Base erosion and profit shifting

Tax challenges of digitalisation: OECD invites public input on the draft rules for nexus and revenue sourcing under Amount A of Pillar One


04/02/2022 - As part of the ongoing work of the OECD/G20 Inclusive Framework on BEPS to implement the Two-Pillar Solution to Address the Tax Challenges Arising from the Digitalisation of the Economy, the OECD is seeking public comments on the Draft Rules for Nexus and Revenue Sourcing under Amount A of Pillar One.


This public consultation document (également disponible en français), issued on 4 February 2022, contains the first building blocks under Pillar One for which public input will be sought, relating to nexus and revenue sourcing. 


The Inclusive Framework has agreed to release this document in order to obtain public comments, but the draft rules do not reflect consensus regarding the substance of the document. The stakeholder input received on the Draft Rules for Nexus and Revenue Sourcing will assist members of the Inclusive Framework in further refining and finalising the relevant rules.


Interested parties are invited to send their written comments* no later than 18 February 2022. Instructions for submitting comments can be found in the consultation document.




The purpose of the revenue sourcing rules is to allow in-scope MNEs to identify the relevant market jurisdictions from which revenue is derived, and to apply the revenue-based allocation key. As noted in the October 2021 agreement, revenue is sourced to the end market jurisdictions where goods or services are used or consumed.


To do this, the revenue sourcing rules provide the detail that is necessary to identify the end market for specific categories of transactions. By providing different rules for different categories of transactions, the rules seek to take the relevant commercial context into account, and ensure that the rules are complete so that they can be applied to all types of MNEs. Not all categories are relevant for each type of MNE. For example, some consumer goods MNEs will only need to apply the rules related to finished goods and will not need to apply any of the other categories of sourcing rules; others might apply the rules for online advertising for much of their revenue.

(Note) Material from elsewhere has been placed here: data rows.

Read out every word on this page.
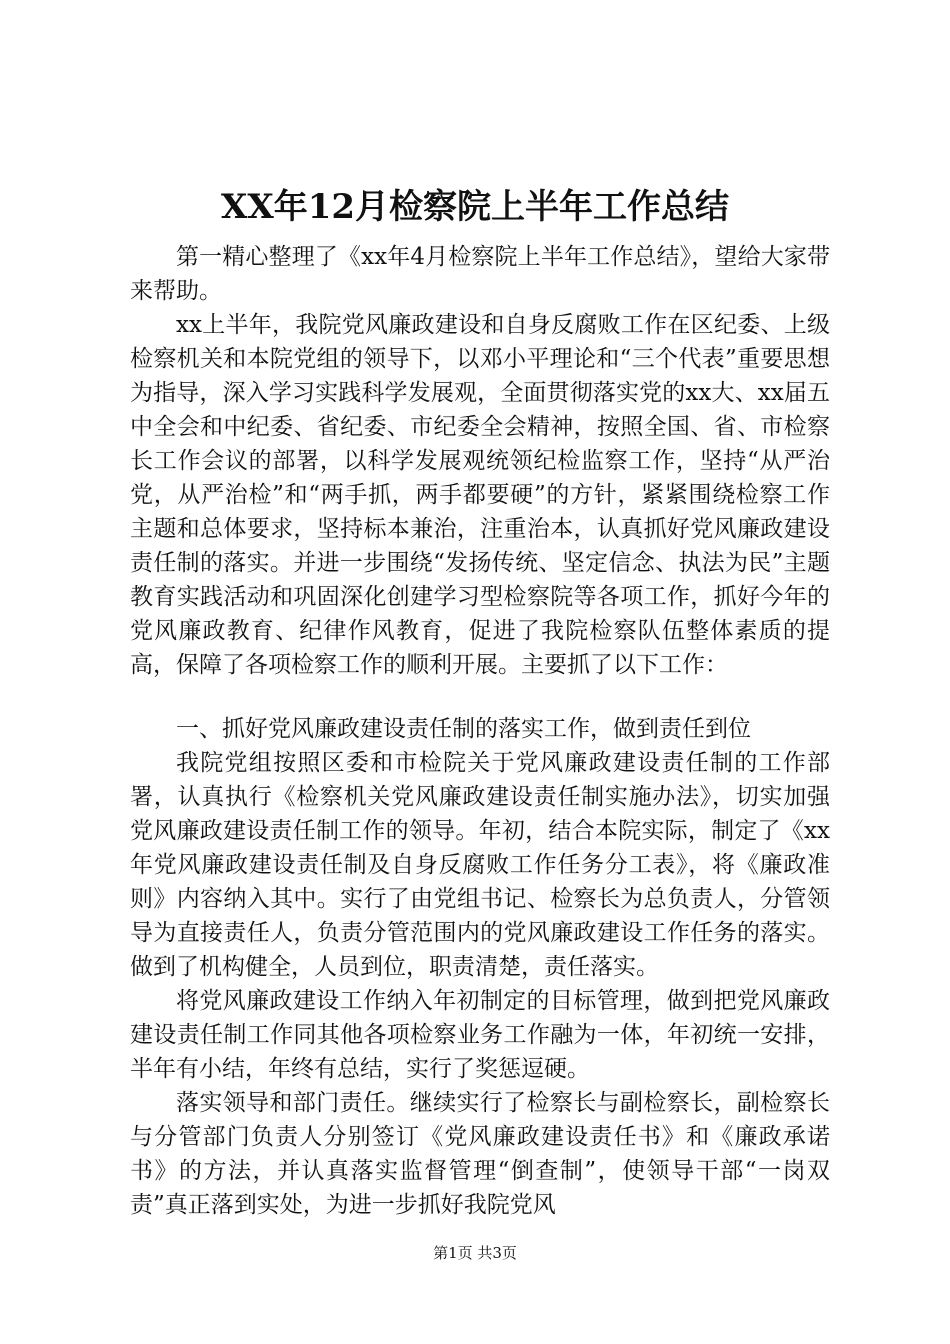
XX年12月检察院上半年工作总结

第一精心整理了《xx年4月检察院上半年工作总结》，望给大家带来帮助。

xx上半年，我院党风廉政建设和自身反腐败工作在区纪委、上级检察机关和本院党组的领导下，以邓小平理论和“三个代表”重要思想为指导，深入学习实践科学发展观，全面贯彻落实党的xx大、xx届五中全会和中纪委、省纪委、市纪委全会精神，按照全国、省、市检察长工作会议的部署，以科学发展观统领纪检监察工作，坚持“从严治党，从严治检”和“两手抓，两手都要硬”的方针，紧紧围绕检察工作主题和总体要求，坚持标本兼治，注重治本，认真抓好党风廉政建设责任制的落实。并进一步围绕“发扬传统、坚定信念、执法为民”主题教育实践活动和巩固深化创建学习型检察院等各项工作，抓好今年的党风廉政教育、纪律作风教育，促进了我院检察队伍整体素质的提高，保障了各项检察工作的顺利开展。主要抓了以下工作：

一、抓好党风廉政建设责任制的落实工作，做到责任到位

我院党组按照区委和市检院关于党风廉政建设责任制的工作部署，认真执行《检察机关党风廉政建设责任制实施办法》，切实加强党风廉政建设责任制工作的领导。年初，结合本院实际，制定了《xx年党风廉政建设责任制及自身反腐败工作任务分工表》，将《廉政准则》内容纳入其中。实行了由党组书记、检察长为总负责人，分管领导为直接责任人，负责分管范围内的党风廉政建设工作任务的落实。做到了机构健全，人员到位，职责清楚，责任落实。

将党风廉政建设工作纳入年初制定的目标管理，做到把党风廉政建设责任制工作同其他各项检察业务工作融为一体，年初统一安排，半年有小结，年终有总结，实行了奖惩逗硬。

落实领导和部门责任。继续实行了检察长与副检察长，副检察长与分管部门负责人分别签订《党风廉政建设责任书》和《廉政承诺书》的方法，并认真落实监督管理“倒查制”，使领导干部“一岗双责”真正落到实处，为进一步抓好我院党风

第1页 共3页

The revenue sourcing rules have been designed to fulfil the policy objective of accurately identifying the market jurisdiction and the associated revenue, while limiting and simplifying compliance burdens as much as possible. This balance is struck in a number of ways. 

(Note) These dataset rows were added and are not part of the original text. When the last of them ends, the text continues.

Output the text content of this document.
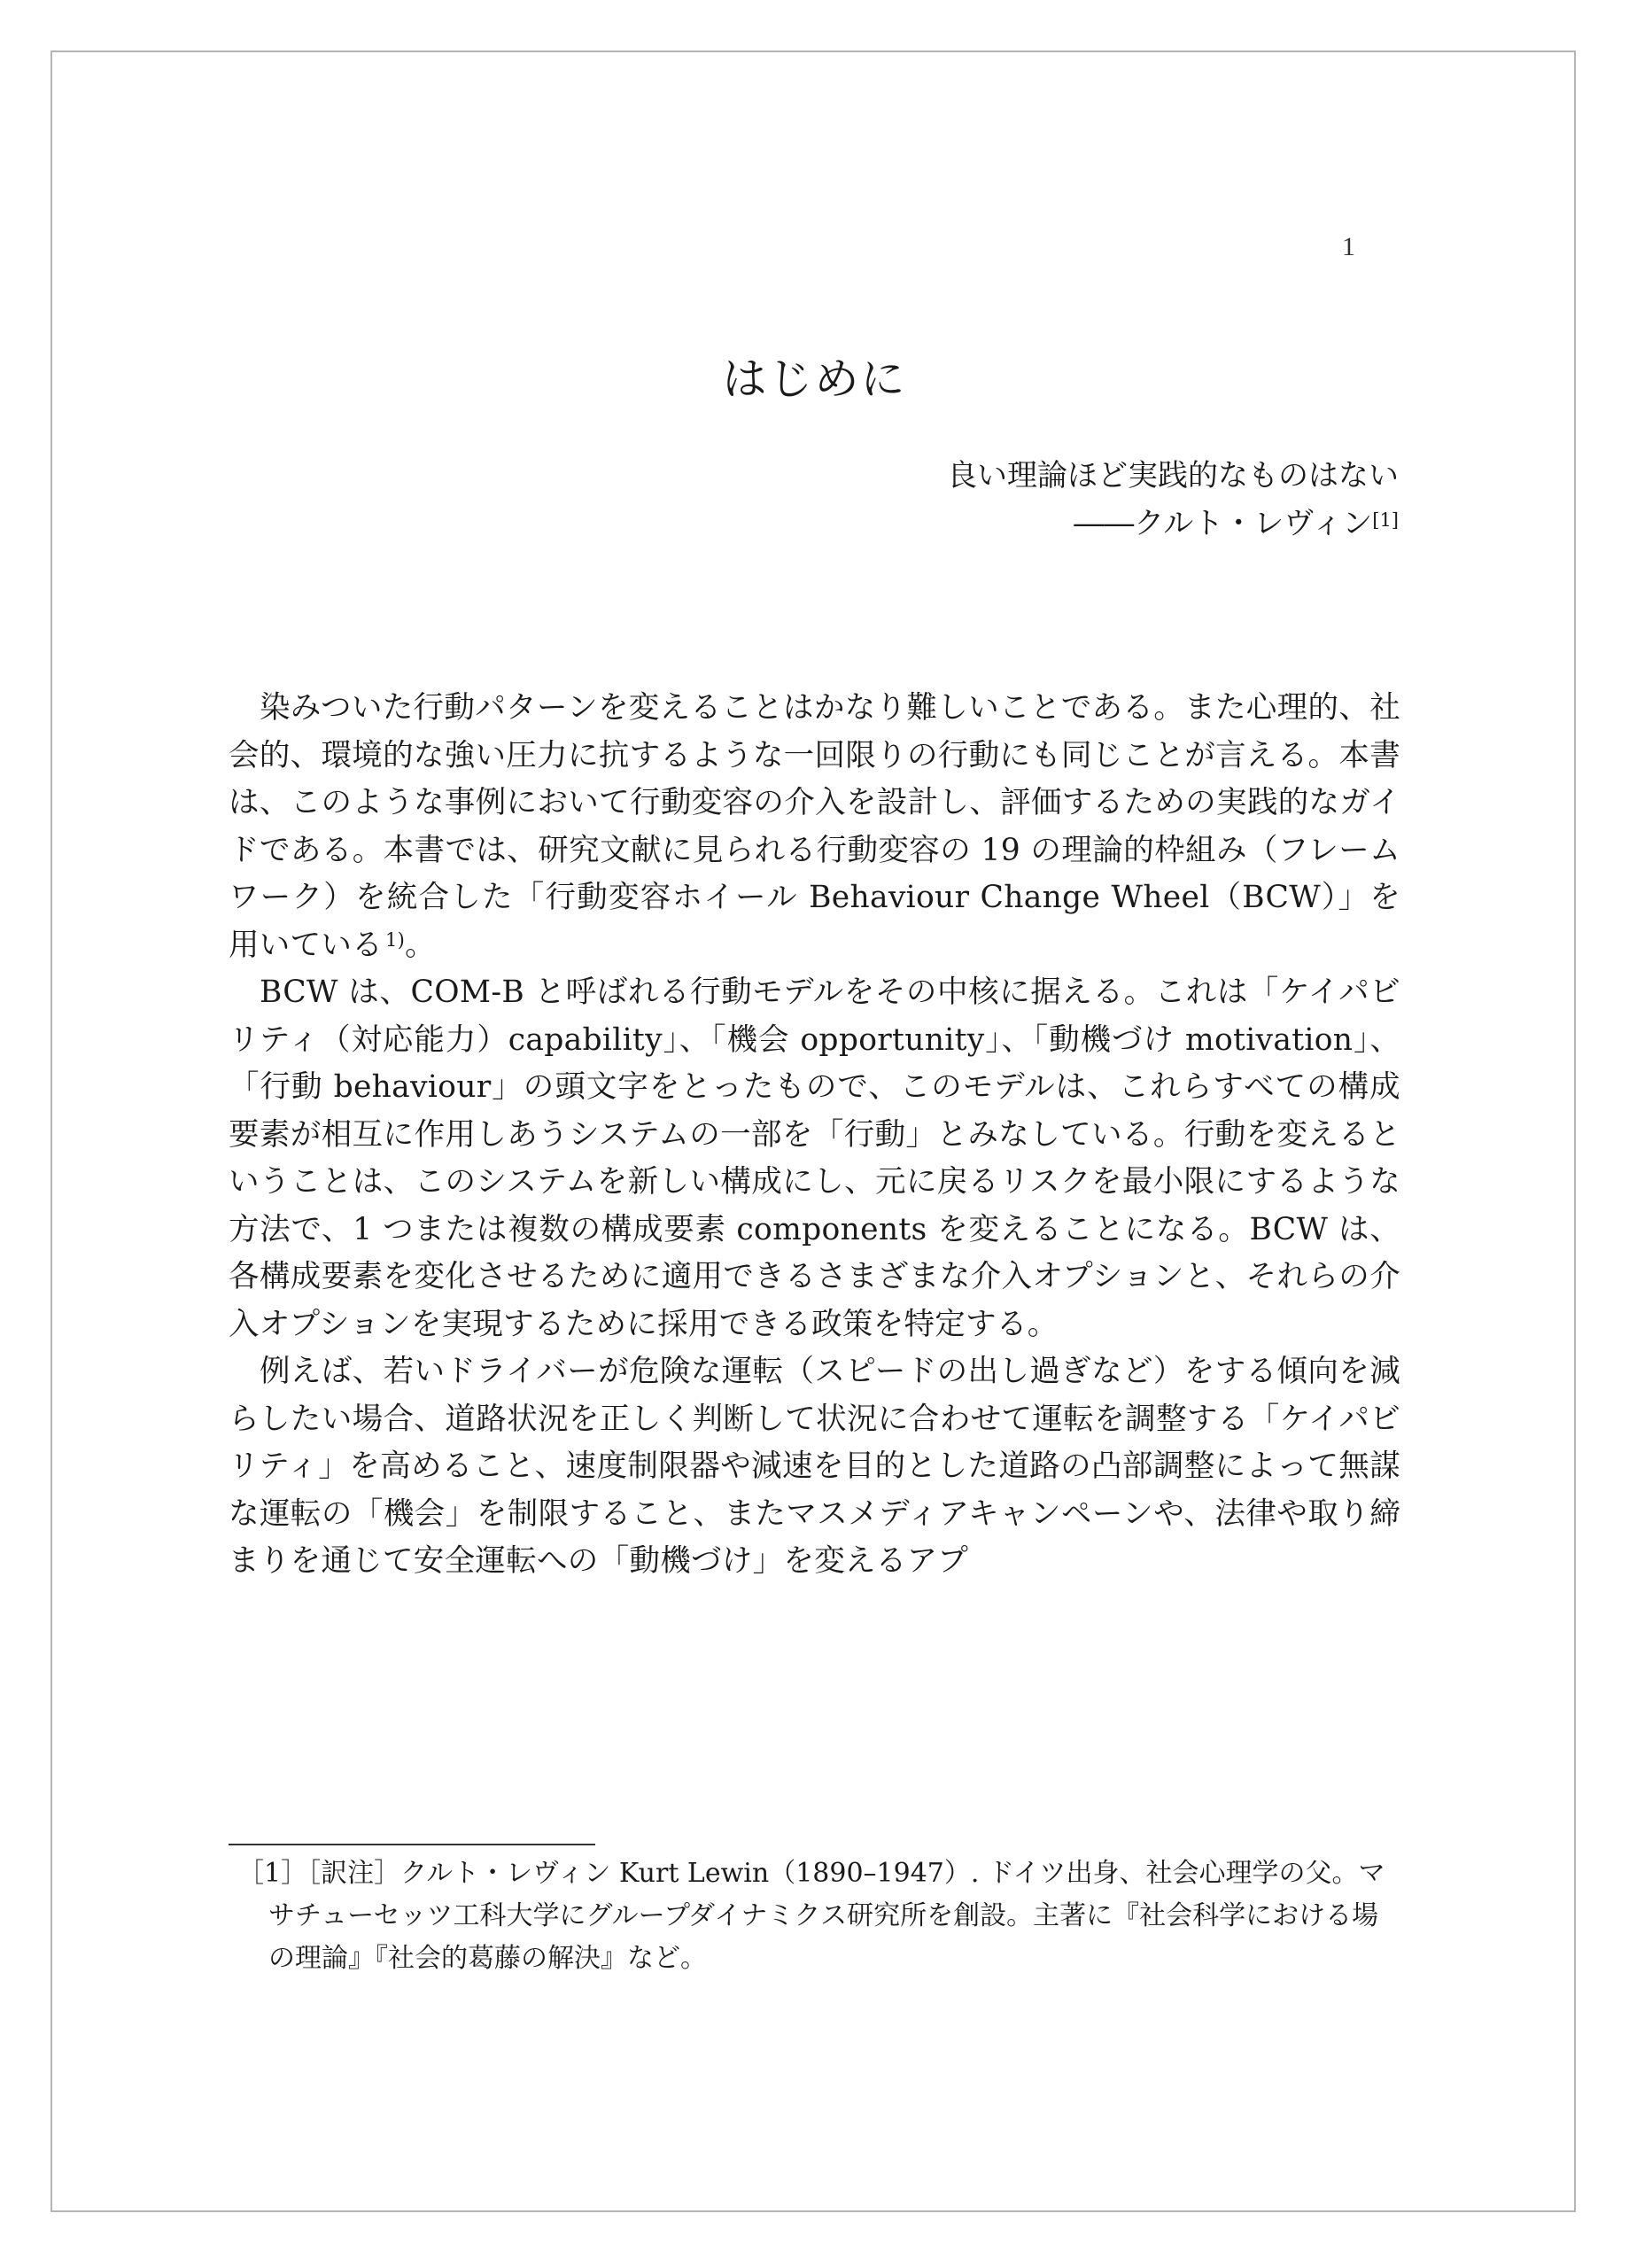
1
はじめに
良い理論ほど実践的なものはない
――クルト・レヴィン[1]

染みついた行動パターンを変えることはかなり難しいことである。また心理的、社会的、環境的な強い圧力に抗するような一回限りの行動にも同じことが言える。本書は、このような事例において行動変容の介入を設計し、評価するための実践的なガイドである。本書では、研究文献に見られる行動変容の 19 の理論的枠組み（フレームワーク）を統合した「行動変容ホイール Behaviour Change Wheel（BCW）」を用いている $^{1)}$。

BCW は、COM-B と呼ばれる行動モデルをその中核に据える。これは「ケイパビリティ（対応能力）capability」、「機会 opportunity」、「動機づけ motivation」、「行動 behaviour」の頭文字をとったもので、このモデルは、これらすべての構成要素が相互に作用しあうシステムの一部を「行動」とみなしている。行動を変えるということは、このシステムを新しい構成にし、元に戻るリスクを最小限にするような方法で、1 つまたは複数の構成要素 components を変えることになる。BCW は、各構成要素を変化させるために適用できるさまざまな介入オプションと、それらの介入オプションを実現するために採用できる政策を特定する。

例えば、若いドライバーが危険な運転（スピードの出し過ぎなど）をする傾向を減らしたい場合、道路状況を正しく判断して状況に合わせて運転を調整する「ケイパビリティ」を高めること、速度制限器や減速を目的とした道路の凸部調整によって無謀な運転の「機会」を制限すること、またマスメディアキャンペーンや、法律や取り締まりを通じて安全運転への「動機づけ」を変えるアプ

［1］［訳注］クルト・レヴィン Kurt Lewin（1890–1947）. ドイツ出身、社会心理学の父。マサチューセッツ工科大学にグループダイナミクス研究所を創設。主著に『社会科学における場の理論』『社会的葛藤の解決』など。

First, the rules used to identify the market jurisdiction (as defined for that category) are designed to allow MNEs to, as much as possible, draw on information that they are already collecting and using as they operate their business, and avoid the need to change information collection practices or create new reporting obligations. While the rules provide a consistent identification of the end market, they have been designed with in-built flexibility as to how the MNE applies that rule, without being prescriptive as to which data point must be used. This recognises that different business models will have different types of information at hand.


The revenue sourcing rules acknowledge that there will be cases where transactional information is not available to the MNE or where it would be disproportionately burdensome to obtain it. In these cases the rules allow for the use of proxies including allocation keys, rather than require highly complex and new information reporting systems, or changes in commercial contracting arrangements. The allocation keys use either industry or macro-economic data to provide a simplified way to approximate the end market, that provides certainty while ensuring that all revenue is sourced without gaps. This should significantly ease compliance burdens in the most difficult revenue sourcing cases, such as sales through independent distributors, sales of components, and B2B services.

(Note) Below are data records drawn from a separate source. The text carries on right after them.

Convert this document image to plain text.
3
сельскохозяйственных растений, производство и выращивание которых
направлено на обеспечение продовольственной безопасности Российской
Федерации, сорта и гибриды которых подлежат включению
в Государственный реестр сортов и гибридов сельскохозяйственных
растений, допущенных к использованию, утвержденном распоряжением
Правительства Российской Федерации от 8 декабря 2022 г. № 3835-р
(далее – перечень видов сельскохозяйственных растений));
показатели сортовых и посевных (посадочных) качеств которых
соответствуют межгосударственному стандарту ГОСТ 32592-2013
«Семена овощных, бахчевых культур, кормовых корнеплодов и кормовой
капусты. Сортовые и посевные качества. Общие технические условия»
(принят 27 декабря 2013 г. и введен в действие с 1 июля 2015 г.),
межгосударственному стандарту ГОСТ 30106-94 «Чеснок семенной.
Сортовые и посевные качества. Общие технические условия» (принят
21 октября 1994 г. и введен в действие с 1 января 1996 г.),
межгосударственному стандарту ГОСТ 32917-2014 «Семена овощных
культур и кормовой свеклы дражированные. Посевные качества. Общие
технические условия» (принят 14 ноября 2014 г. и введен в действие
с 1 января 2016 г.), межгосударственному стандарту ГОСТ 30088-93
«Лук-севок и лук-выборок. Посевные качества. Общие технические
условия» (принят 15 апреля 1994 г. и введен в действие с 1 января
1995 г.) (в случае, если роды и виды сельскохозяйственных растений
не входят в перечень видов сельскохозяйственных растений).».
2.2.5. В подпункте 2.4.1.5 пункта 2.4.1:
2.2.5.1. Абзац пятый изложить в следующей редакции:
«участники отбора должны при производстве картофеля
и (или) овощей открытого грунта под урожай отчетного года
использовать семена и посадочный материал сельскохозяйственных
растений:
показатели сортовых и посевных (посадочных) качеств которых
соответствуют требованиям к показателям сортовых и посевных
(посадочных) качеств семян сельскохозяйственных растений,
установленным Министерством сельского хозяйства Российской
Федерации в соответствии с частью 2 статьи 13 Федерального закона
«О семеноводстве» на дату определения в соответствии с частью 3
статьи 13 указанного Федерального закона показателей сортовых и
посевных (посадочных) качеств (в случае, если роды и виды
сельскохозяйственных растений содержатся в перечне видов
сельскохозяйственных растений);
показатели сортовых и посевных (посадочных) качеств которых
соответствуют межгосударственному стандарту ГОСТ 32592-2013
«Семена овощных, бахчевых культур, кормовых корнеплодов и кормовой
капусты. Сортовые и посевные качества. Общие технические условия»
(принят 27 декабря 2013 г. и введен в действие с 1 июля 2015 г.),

Compliance burdens are also addressed in a number of other ways. This includes a materiality approach to smaller sets of sales where the market cannot reasonably be identified at transactional level (such as sales through independent distributors); taking into account the nature of distribution arrangements in the EU single market; maximising the commercial information available to the MNE that can “knock-out” unlikely markets to result in a more tailored allocation key; allowing certain “supplementary” de minimis transactions to be sourced in the same way as the main transaction to limit the different types of rules that need to be applied. It also includes a coherent design in the sourcing rules to identify the same end market in cases where there is a potential for an overlap in the categorisation of certain revenue streams, thus easing the pressure on characterisation questions and by anticipating a systems level compliance approach in connection with an early certainty process that is part of a multilateral and binding dispute prevention and resolution regime.


However, striking the balance between accuracy and operational realities is a challenge in any rule design. Stakeholder input will be especially valuable in identifying cases where this balance could be better achieved, and finalising the delivery of revenue sourcing rules that achieve the desired policy objective but at the same time are practical and avoid unnecessary burdens.



For further information or inquiries, please contact [email protected].


*Please note that all written comments received will be made publicly available on the OECD website. Comments submitted in the name of a collective "grouping" or "coalition", or by any person submitting comments on behalf of another person or group of persons, should identify all enterprises or individuals who are members of that collective group, or the person(s) on whose behalf the commentator(s) are acting. Speakers and other participants at the upcoming public consultation meeting will be selected from among those providing timely written comments.